Metadata Modeling in the Database with Analytic Views

12.2, the latest Oracle database release provides a whole set of new features enhancing various aspects of the product including JSON support, Auto-List Partitioning and APEX news among others.
One of the biggest news in the Data Warehousing / Analytics area was the introduction of the Analytic Views, that as per Oracle's definition are

Metadata objects that enable the user to quickly and easily create complex hierarchical and dimensional queries on data in database tables and views

tl;dr

If you are on rush, here is an abstract of what you'll find in this looooong blog post:

Metadata modeling can now be done directly in the database using Analytic Views, providing to end users a way of querying database objects without needing a knowledge of joining conditions, aggregation functions or order by clauses.
This post will guide you through the creation of an analytic view that replicates a part of a OBIEE's Sampleapp business model. The latest part of the post is dedicated to understanding the usage of analytic views and the benefits for end users especially in cases when self-service BI tools are used.

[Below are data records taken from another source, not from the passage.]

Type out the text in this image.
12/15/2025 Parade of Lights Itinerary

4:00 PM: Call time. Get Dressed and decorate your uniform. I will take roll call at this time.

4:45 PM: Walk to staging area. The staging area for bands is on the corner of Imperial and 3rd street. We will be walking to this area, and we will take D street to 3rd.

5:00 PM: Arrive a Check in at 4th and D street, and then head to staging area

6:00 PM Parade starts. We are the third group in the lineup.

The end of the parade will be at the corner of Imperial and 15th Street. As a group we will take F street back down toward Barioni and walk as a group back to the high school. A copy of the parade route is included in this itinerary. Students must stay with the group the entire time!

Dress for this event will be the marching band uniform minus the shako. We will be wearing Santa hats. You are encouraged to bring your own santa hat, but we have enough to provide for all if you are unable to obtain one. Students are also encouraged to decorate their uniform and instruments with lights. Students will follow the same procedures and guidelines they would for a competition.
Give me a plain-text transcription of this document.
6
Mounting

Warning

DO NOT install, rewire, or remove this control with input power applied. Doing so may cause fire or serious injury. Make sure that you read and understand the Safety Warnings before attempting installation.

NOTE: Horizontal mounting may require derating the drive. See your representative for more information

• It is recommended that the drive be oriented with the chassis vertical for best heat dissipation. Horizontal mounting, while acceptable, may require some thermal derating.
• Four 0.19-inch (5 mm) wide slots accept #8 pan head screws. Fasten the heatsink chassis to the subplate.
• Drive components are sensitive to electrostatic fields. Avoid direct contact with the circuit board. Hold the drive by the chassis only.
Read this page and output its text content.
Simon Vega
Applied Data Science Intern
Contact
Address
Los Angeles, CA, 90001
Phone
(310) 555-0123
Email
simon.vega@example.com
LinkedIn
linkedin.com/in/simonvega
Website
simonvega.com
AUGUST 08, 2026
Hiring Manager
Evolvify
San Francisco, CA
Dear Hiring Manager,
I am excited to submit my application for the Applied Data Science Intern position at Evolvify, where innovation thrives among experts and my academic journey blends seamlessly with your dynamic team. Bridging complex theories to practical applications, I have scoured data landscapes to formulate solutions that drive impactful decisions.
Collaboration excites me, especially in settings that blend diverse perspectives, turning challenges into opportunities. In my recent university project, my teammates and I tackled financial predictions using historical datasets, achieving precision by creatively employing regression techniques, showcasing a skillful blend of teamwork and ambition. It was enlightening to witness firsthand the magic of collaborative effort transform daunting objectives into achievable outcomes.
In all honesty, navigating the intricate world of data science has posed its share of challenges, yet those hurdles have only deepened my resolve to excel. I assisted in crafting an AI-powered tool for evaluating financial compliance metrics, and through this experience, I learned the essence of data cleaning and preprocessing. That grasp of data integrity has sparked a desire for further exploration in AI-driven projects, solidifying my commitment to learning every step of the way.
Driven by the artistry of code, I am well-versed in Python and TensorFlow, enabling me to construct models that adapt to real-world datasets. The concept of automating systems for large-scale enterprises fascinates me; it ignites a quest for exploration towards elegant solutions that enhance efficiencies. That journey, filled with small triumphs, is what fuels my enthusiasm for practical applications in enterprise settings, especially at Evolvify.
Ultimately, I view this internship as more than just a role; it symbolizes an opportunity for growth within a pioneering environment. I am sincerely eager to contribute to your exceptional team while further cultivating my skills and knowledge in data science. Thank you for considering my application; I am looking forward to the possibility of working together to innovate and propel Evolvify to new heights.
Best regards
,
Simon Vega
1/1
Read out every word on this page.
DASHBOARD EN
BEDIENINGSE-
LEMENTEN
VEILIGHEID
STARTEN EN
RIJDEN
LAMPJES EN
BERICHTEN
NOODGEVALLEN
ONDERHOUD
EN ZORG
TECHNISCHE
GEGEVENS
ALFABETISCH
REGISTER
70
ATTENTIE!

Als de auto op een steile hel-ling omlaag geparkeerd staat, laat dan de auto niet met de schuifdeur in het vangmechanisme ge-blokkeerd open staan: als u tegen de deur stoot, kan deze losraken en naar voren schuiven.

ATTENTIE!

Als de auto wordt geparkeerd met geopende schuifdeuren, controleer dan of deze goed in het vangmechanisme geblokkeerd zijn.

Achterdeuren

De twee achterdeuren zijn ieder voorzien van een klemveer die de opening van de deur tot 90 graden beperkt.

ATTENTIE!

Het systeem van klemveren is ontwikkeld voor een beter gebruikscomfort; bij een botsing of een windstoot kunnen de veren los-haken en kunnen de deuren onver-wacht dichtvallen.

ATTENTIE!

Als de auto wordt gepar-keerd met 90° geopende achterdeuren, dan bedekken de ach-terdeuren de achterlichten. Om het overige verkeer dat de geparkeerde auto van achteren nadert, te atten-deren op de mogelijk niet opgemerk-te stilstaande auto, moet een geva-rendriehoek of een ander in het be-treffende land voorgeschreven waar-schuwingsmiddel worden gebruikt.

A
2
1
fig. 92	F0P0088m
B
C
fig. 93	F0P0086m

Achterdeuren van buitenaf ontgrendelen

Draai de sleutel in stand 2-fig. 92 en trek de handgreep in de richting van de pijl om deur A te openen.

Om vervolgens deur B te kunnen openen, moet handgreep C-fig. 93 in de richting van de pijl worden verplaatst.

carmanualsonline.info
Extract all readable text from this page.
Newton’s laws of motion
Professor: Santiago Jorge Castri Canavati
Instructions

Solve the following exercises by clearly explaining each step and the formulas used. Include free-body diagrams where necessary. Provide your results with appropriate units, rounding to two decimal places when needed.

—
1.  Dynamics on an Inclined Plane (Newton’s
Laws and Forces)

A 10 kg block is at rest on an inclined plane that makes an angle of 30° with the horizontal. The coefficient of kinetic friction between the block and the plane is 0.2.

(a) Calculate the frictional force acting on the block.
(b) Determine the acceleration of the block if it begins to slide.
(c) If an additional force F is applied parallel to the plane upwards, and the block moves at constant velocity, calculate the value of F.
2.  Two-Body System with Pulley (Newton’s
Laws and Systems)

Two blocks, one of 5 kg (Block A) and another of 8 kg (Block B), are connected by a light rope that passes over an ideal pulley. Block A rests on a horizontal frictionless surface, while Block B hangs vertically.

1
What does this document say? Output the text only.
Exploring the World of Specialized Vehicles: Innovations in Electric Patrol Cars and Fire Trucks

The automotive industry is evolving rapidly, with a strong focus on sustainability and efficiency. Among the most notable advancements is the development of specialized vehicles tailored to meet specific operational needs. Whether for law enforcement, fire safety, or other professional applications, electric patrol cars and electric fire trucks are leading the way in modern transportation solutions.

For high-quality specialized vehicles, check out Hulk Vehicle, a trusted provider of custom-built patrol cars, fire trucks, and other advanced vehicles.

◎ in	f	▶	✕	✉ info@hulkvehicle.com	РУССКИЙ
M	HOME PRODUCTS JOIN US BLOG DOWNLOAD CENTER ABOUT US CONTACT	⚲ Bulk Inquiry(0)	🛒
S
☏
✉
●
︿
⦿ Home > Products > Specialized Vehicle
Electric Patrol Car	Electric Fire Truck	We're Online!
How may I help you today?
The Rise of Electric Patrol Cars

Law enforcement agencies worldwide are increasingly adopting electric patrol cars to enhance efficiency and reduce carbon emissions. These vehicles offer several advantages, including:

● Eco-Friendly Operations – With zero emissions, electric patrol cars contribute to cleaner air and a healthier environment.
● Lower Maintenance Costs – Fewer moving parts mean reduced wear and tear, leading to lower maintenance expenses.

If you are still around and interested in the topic please take a drink and sit comfortably, it will be a good journey.

Metadata Modeling

What are then the Analytics Views in detail? How are they going to improve end user's ability in querying data?

To answer above question I would take a step back. Many readers of this blog are familiar with OBIEE and its core: the Repository. The repository contains the metadata model from the physical sources till the presentation areas and includes the definition of:

  • Joins between tables
  • Hierarchies for dimensions
  • Aggregation rules
  • Security settings
  • Data Filters
  • Data Sources

This allows end users to just pick columns from a Subject Area and display them in the appropriate way without needing to worry about writing SQL or knowing how the data is stored. Moreover definitions are held centrally providing the famous unique source of truth across the entire enterprise.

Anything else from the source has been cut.